Bond yields seem to have reached equilibrium after the selloff in May/June. Ten-year Treasuries ended July yielding 2.58 percent. The Barclays Aggregate Bond Index gained 0.1 percent in total return, but is down 2.3 percent year to date. Municipal yields rose further sending ratios above 100 percent of Treasuries. Flows out of municipal funds continued on the possible fallout from Detroit.
Motor City runs out of gas
Detroit fell into Chapter 9 bankruptcy, making it the biggest municipal default ever. The long slide of the auto industry and financial mismanagement were the main culprits. Years of corrupt politicians buying votes partly via generous wages and benefit packages for the municipal unions resulted in unsustainable budget deficits and $18 billion in debt, half of which is unfunded pension and healthcare liabilities. The unemployment rate in the city is 16 percent and median income, at $27,000, is about half the national average.
What has got the municipal markets attention has been the move to classify about $1 billion in GO bonds as unsecured creditors along with everyone else. That is despite the pledge of the full faith and credit and unlimited taxing power backing the bonds. I guess just like the GM bankruptcy everyone has to shoulder “their fair share,” secured creditor or not; to heck with the rule of law.
What does this say about the creditworthiness of other GO bonds – which represent about 30 percent of the municipal market?
It is too soon to say. We can judge ability to pay based on criteria such as the economy, financials, debt levels, etc. but what of willingness to pay?

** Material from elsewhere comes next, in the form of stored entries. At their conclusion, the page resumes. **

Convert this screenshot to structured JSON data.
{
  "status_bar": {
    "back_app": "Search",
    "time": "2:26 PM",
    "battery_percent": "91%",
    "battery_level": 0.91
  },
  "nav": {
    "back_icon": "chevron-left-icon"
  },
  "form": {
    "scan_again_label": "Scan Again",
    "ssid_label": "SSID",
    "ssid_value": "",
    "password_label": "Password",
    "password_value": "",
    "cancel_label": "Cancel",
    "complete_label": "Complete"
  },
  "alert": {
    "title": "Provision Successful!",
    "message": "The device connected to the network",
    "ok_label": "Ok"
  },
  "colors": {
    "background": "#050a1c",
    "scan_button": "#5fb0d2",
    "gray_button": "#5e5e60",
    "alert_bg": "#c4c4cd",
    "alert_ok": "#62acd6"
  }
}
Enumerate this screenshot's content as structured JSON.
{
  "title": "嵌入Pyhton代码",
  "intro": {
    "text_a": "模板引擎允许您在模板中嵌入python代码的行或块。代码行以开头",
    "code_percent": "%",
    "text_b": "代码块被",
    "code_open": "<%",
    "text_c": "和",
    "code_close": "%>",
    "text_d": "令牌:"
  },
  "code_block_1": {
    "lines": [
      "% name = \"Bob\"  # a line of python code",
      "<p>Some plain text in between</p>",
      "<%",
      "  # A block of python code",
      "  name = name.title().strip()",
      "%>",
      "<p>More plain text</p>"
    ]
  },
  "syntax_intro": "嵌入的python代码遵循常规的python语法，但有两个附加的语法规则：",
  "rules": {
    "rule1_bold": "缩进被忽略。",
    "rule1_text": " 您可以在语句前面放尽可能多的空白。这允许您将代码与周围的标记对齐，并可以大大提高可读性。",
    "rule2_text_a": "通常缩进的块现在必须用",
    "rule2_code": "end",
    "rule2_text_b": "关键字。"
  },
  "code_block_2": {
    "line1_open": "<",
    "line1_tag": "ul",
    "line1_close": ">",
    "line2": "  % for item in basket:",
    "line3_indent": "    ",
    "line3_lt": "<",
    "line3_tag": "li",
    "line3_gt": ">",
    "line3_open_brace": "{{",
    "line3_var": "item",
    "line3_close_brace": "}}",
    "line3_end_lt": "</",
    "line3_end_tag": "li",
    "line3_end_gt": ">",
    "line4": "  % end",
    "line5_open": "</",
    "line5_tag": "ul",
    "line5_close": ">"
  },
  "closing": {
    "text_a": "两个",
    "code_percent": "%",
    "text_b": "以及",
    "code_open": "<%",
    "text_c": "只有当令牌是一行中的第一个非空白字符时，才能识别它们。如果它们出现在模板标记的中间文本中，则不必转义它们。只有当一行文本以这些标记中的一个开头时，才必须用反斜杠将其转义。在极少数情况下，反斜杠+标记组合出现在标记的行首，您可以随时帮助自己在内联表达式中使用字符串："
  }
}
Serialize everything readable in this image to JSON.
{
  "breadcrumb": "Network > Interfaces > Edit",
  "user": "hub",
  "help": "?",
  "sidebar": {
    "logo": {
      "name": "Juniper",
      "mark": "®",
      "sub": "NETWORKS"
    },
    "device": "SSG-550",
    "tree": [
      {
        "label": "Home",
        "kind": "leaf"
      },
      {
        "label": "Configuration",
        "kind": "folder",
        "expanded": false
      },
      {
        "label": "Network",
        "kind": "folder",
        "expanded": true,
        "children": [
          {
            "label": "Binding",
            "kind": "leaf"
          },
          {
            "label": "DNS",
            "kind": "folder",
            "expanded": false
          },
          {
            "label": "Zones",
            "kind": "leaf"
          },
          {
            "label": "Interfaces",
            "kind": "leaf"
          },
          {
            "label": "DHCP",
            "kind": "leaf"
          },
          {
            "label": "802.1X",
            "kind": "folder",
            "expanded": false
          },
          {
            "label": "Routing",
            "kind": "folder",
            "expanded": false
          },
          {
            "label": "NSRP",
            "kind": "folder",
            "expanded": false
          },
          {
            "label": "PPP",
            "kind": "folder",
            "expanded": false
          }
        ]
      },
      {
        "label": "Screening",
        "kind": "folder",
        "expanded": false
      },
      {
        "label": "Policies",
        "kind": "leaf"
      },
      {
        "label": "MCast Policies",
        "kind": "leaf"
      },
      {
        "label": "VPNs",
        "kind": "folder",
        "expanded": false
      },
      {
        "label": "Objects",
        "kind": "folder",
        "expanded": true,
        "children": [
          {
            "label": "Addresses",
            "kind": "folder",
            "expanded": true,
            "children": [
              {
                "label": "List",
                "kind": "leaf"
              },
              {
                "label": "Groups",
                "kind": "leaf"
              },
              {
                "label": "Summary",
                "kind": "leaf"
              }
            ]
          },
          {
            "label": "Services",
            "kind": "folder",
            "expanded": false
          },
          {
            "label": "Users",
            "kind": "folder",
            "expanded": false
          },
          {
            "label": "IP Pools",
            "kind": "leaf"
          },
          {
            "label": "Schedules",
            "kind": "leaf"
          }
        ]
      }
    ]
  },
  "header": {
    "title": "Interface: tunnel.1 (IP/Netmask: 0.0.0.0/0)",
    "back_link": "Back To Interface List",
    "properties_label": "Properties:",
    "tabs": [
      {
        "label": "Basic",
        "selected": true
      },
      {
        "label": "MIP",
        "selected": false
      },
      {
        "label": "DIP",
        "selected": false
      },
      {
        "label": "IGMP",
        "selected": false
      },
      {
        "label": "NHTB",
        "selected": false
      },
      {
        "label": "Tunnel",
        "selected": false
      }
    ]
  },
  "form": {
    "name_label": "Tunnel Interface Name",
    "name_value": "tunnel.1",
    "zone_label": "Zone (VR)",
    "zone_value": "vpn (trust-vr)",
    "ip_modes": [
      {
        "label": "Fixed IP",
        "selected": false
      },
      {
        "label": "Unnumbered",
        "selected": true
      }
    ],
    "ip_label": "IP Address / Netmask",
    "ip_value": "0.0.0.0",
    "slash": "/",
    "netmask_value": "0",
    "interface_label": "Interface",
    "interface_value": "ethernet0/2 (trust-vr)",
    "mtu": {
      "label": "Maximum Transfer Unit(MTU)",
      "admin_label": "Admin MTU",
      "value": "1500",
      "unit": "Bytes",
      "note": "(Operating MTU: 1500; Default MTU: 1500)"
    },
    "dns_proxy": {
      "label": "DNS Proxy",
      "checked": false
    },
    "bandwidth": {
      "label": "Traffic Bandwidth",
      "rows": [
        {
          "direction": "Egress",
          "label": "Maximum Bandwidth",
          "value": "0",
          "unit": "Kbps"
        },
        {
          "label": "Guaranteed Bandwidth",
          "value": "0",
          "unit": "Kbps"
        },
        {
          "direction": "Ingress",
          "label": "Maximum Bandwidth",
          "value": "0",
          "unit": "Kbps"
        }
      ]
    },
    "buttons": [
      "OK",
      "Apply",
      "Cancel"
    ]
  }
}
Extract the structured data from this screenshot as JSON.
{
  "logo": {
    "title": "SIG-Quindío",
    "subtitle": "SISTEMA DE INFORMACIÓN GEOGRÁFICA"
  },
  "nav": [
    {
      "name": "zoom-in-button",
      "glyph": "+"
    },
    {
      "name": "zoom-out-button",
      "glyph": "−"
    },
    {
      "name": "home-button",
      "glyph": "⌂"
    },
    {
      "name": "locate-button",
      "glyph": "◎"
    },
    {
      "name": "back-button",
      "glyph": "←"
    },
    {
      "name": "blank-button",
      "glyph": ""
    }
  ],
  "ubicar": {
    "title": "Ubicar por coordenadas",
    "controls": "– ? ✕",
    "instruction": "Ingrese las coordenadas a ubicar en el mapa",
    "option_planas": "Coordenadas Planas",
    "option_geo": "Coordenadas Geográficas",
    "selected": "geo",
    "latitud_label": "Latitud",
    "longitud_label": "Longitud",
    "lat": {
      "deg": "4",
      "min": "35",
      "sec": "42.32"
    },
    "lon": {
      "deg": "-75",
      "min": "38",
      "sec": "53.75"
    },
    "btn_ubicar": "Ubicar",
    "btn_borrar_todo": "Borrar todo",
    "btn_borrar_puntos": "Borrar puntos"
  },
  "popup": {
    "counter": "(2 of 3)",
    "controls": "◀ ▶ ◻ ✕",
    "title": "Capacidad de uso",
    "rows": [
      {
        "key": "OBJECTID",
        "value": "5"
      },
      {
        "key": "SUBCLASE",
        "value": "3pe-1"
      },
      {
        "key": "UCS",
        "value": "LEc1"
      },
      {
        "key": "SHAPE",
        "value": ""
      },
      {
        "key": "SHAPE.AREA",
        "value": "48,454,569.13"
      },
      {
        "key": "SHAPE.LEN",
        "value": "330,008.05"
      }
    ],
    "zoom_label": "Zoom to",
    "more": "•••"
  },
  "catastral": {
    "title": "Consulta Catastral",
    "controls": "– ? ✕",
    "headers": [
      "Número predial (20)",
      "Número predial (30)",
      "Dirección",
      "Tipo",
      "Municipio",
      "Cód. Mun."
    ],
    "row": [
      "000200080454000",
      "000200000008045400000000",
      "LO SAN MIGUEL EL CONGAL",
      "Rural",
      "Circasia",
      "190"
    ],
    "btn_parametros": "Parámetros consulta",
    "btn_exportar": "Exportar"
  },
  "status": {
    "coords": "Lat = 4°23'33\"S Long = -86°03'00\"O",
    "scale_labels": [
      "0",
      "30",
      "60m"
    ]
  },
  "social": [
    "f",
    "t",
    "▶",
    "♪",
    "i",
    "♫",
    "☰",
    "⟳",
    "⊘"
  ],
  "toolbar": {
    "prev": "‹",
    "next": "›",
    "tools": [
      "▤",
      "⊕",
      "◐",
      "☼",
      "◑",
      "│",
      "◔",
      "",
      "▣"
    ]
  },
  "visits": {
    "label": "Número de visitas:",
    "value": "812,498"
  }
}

I am reminded of this exchange between J.P. Morgan and lawyer Samuel Untermyer when Morgan was hauled up before congress over 100 years ago.
Untermyer asked Morgan “Is not commercial credit based primarily upon money or property?”
Morgan: “No sir. The first thing is character.”
Untermyer: “Before money or property?”
Morgan: “Before money or property or anything else. Money cannot buy it ... because a man I do not trust could not get money from me on all the bonds in Christendom.”
Now I understand that as a banker you can judge a loan applicant’s character on past behavior and personal relationships. And you’ll always have an ear to the ground in the local community.
But how do you do that in the vast municipal market?
APCM emphasizes high quality GO bonds and essential service revenue bonds in the portfolios that we manage. The latter are less sensitive to the economic cycle and their revenue stream is more stable. They are often natural monopolies. We’re talking about local water and sewer bonds, electric utilities, toll roads, and airport revenue bonds.
Right now tax-free AAA rated municipals are yielding more than Treasuries. They are on sale and investors should have their buying shoes on. But stick to high quality.
Jeff Pantages, CFA, is the chief investment officer for Alaska Permanent Capital Management, a $2.4 billion investment management and advisory firm located Anchorage.